What kind of stdlib unittest integration is there

That's an easy answer… none!

There are plans to add some collector support for collecting TestCase? classes and converting them dynamically to functest compliant tests, but that isn't finished yet.

This question usually comes from one of two angles.

  1. I want to integrate something from functest, or something written in functest to an existing unittest setup. Or the other around.
  2. The python stdlib unittest framework is the standard python testing framework and all should bend their testing needs to work with it or you are a horrible evil person.

The main reason there is no unittest integration is because too many of the features in functest conflict with the way unittest requires you to author tests. The pdb debugging, simple tracebacks for failures, regular assertions, etc, are all features that the boilerplate heavy unittest ( and for that matter all xUnit implementation ) require. When we do add support for collecting and running these tests there will have to be a lot of magic to dynamically swap out the unittest pieces and replace them with normal asserts and calls to functest's framework.

Ah, but you say "Well I could add all these functest features to unittest by hacking it up". Yes, you could strap them to unittest by replacing all the different unittest classes that are available for hacking, i mean customizing :), and you could even write a collector on top of them that could mimic the functest collector. But none of your changes would be compatible with anyone else's hacked up unittest framework. So I ask, "What is the point of standardizing on a framework that has zero interop?". Functest provides various points of customization and extensions that are actually compatible between other customizations and extensions others may have done. Functest even ensures that tests written using one set of customizations will work when swapping out certain other customizations.

How much of functest can be customized?

Out of the box windmill provides you with a very flexible collector and setup/teardown system. A lot of what other people do with extensions has builtin facilities in functest.

Beyond that functest allows you to customize the runner and the reports. Future versions of functest will allow for custom collectors as well.

Most importantly, all of these customizations interop across other functest test repositories.

Certain pieces of functest cannot be overwritten, and this is intentional. Although hard to work with, unittest does allow you to, in some way, overwrite everything.
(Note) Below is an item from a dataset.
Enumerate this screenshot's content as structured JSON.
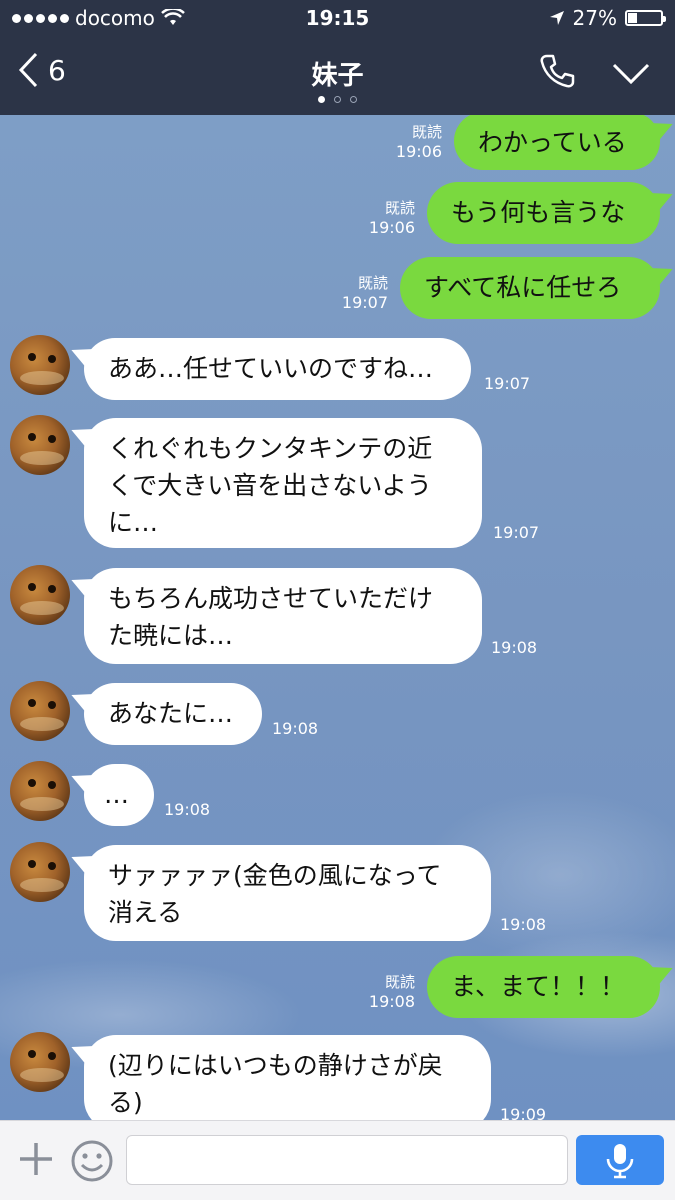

  1. Functest doesn't allow you to change the manor in which test functions are executed.
  2. Functest doesn't allow you to change the manor in which setup/teardown functions are executed.
  3. Functest doesn't allow you to change the manor in which dependencies are calculated for a collected test function.
  4. Functest doesn't allow you to customize the trigger for signaling a test failure (asserts)

1 and 2 are simple. Test functions get executed as test() and setup/teardown's get executed as function(obj). You cannot add arguments to be passed or change the arguments that are passed. You can use decorators or setup/teardown to add attributes to test modules/functions, some of which may correspond to standard customizations in functest.

3 means you can't change which setup/teardowns get called in dependency chain. A collector will return a test module to run ( and all of it's sub-modules ) and a dependency chain, which is an ordered list of modules that are defined in a module hierarchy above the one being executed. A collector can omit a module, or remove an attibute it doesn't want functest to run, but you can't change the way in which the dependency chain is iterated over and run.

4 means you MUST use regular assertions for comparisons to cause explicit test failures. Test failures are triggered by python exceptions, which illustrates one of the main limitations of functest and also illustrates the largest difference between functional testing and unit testing.

Functional tests should organized in to chunks of ordered lines of code in functions, and the order matters. It doesn't matter if line 4 or line 46 in a single test function fails, if those lines were kept in a single function and not broken into two functions then line 46 depends on line 4 and nothing useful comes from debugging line 46 or line 4 is failing.

Or in simpler terms, in functional testing units should stop after a failure and continue to the next unit, in unit testing the separation of functions in to unittests isn't necessarily ordered and test units should not fail in place but continue on because future failures in the unit may be unique and unrelated to previous failures.